At a time when our national labor force participation rate is at a 37-year low, the temptation in American economic policy is to focus on job creation above all things. Politicians of all stripes promise that they have what it takes to create jobs and boost wages, and anything that potentially “kills jobs” is viewed as a negative. But a recent report from the Bureau of Economic Analysis highlighted where the true focus of our economic policy should be: growth. GDP growth in the first quarter of 2014 was an abysmal negative 2.9 percent.
The economic indicators of unemployment, wages, and GDP growth can fall prey to a chicken-and-the-egg question (What comes first?). But it’s important to understand that job creation and wage growth are byproducts of growth, not the ingredients. Unfortunately, focusing our economic policies too much on job creation (or job protection) and regulation-induced wage growth can work counter to economic growth.

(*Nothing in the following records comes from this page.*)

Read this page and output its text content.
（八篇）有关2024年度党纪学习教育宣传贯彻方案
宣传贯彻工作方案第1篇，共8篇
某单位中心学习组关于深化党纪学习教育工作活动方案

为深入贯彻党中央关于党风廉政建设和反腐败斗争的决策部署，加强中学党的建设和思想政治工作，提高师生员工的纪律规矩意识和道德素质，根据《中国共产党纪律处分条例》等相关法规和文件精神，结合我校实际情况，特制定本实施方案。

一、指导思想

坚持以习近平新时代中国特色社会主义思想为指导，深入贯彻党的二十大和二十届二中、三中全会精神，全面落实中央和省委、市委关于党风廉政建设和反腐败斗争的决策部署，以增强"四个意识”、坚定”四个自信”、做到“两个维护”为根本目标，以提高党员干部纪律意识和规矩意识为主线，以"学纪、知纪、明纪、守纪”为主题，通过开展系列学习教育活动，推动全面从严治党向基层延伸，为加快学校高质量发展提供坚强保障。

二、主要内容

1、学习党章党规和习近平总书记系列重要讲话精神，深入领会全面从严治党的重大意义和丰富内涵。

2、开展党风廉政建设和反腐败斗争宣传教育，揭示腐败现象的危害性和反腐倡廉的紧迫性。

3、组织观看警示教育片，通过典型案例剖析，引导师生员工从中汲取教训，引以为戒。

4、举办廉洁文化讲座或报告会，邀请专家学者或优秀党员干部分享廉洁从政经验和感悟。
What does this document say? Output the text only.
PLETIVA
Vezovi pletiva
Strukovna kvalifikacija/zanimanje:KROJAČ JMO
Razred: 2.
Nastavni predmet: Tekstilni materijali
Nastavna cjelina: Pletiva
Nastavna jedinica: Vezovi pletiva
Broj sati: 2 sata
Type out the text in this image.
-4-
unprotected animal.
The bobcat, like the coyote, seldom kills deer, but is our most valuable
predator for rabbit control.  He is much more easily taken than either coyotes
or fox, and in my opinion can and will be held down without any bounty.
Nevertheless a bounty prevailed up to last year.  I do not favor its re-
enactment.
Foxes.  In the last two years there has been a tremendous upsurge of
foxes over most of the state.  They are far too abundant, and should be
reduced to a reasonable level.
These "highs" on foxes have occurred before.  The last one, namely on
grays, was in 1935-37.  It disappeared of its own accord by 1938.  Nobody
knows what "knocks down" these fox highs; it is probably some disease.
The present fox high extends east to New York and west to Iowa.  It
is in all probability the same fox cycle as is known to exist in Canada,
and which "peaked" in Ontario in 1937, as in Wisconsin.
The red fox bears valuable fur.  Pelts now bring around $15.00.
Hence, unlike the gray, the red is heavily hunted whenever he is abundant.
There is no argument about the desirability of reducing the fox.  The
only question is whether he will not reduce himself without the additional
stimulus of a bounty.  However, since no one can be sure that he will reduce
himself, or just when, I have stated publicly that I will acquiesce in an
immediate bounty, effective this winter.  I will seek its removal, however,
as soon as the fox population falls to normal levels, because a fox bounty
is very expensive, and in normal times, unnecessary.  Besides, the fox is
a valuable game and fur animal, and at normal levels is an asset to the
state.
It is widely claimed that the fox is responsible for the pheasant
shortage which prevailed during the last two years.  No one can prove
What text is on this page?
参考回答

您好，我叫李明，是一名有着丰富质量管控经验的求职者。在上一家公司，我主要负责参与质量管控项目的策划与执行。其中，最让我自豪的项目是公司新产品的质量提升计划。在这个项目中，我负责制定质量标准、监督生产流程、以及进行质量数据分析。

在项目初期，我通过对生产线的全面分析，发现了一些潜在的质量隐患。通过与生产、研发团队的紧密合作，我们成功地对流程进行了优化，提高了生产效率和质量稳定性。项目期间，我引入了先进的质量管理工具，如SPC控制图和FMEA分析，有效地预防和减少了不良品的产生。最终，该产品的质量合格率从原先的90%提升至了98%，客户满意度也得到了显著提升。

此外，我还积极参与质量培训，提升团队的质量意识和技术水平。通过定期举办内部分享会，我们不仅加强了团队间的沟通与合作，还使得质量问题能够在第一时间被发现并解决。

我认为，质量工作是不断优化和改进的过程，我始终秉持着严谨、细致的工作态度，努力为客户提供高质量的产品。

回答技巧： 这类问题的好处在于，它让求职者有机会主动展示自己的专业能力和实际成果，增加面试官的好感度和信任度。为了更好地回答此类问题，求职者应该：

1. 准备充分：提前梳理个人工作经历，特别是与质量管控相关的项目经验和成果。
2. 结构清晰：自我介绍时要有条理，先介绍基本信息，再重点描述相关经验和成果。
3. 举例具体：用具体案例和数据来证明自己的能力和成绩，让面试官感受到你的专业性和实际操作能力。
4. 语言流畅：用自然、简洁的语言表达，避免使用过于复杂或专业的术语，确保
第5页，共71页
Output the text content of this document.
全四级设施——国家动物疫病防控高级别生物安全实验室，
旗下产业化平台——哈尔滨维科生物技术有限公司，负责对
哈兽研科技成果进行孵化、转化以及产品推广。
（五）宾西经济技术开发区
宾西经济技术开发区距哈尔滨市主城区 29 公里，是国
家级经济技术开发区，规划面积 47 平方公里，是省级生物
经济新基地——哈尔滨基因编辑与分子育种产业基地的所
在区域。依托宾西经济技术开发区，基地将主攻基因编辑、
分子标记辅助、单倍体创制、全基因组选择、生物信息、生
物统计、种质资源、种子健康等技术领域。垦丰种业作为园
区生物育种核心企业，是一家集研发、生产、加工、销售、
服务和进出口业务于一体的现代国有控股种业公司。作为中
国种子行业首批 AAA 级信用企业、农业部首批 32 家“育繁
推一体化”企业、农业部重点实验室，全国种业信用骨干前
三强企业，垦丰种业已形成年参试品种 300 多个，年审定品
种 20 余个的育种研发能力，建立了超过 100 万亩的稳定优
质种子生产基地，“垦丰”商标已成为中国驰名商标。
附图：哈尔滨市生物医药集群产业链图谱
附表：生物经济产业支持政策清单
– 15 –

For example, news that McDonald’s and other food establishments could begin using kiosks or smartphone applications to place orders troubled some people who feared this would replace cashier jobs. Even the President expressed the same (flawed) line of thinking a few years ago, when he suggested that ATMs were replacing bank teller jobs.
Automation and technology may seem to replace jobs in the short run, and they often do displace some workers from some industries as they make various aspects of business more efficient. This process though (often known as “progress”) makes us all richer, and ultimately frees up resources to allow for investment in other industries and other roles, creating new jobs to replace the old.
Milton Friedman once traveled to China, where he was surprised to see workers digging with shovels rather than automated equipment. When he asked why, the Chinese officials said that shoveling created more jobs. To this, Friedman wittily responded: “Why not use spoons?”
Another example: In Washington, D.C., cab drivers protested the newest innovation in transportation – Uber. The new smartphone-centric, credit-card-only chauffeur company is out-competing the traditional taxi, possibly putting some drivers out of business. Uber (and the McDonald’s app) is an example of “creative destruction.” Someone had a good (creative) idea, and this is destroying the pre-existing, less efficient way of doing things.
Government leaders should not listen to the protestations of these cab drivers or others who ask for regulations to protect them from such competition. We must also consider the consumer experience, which is improved by creative destruction and competition: More and better options become available at lower and lower prices.
Protecting status-quo jobs does not help the economy, but weakens it and denies progress.
Similarly, wage growth is not the starting point for economic growth. Some advocates of higher minimum-wage regulations argue that putting more money into the pockets of low-income workers would result in higher consumer spending and therefore stronger economic growth. This simplistic (demand-driven) view of the economy has it completely backwards, and ignores many variables (on the supply side). After all, money for artificially increased wages must be moved away from another part of business, resulting in decreased profits, increased prices, or fewer jobs.
When minimum wage laws increase the cost of labor, there are fewer jobs available, working contrary to the interests of all workers, who benefit when there are more, not fewer, jobs in the market.
Here’s how people truly become richer: Natural, real wage growth (positive relative to the cost of living) happens when there are more jobs than there are workers. Then employees have the bargaining power to negotiate or change jobs to obtain a better paycheck. There are more jobs available when firms are more innovative and productive, reinvesting healthy profits into the right parts of the economy. When entrepreneurs and investors see an opportunity to turn a profit, that’s when new ventures take off, and new jobs are created in the process.
Productivity – not jobs or wages – is at the heart of an economy. More workers can equal more productivity, but progress means that sometimes firms will be able to be more productive, even with fewer workers. A healthy economy will ultimately produce plentiful job opportunities, wages, and wealth for everyone, but the focus must be on the Goose, not her Golden eggs.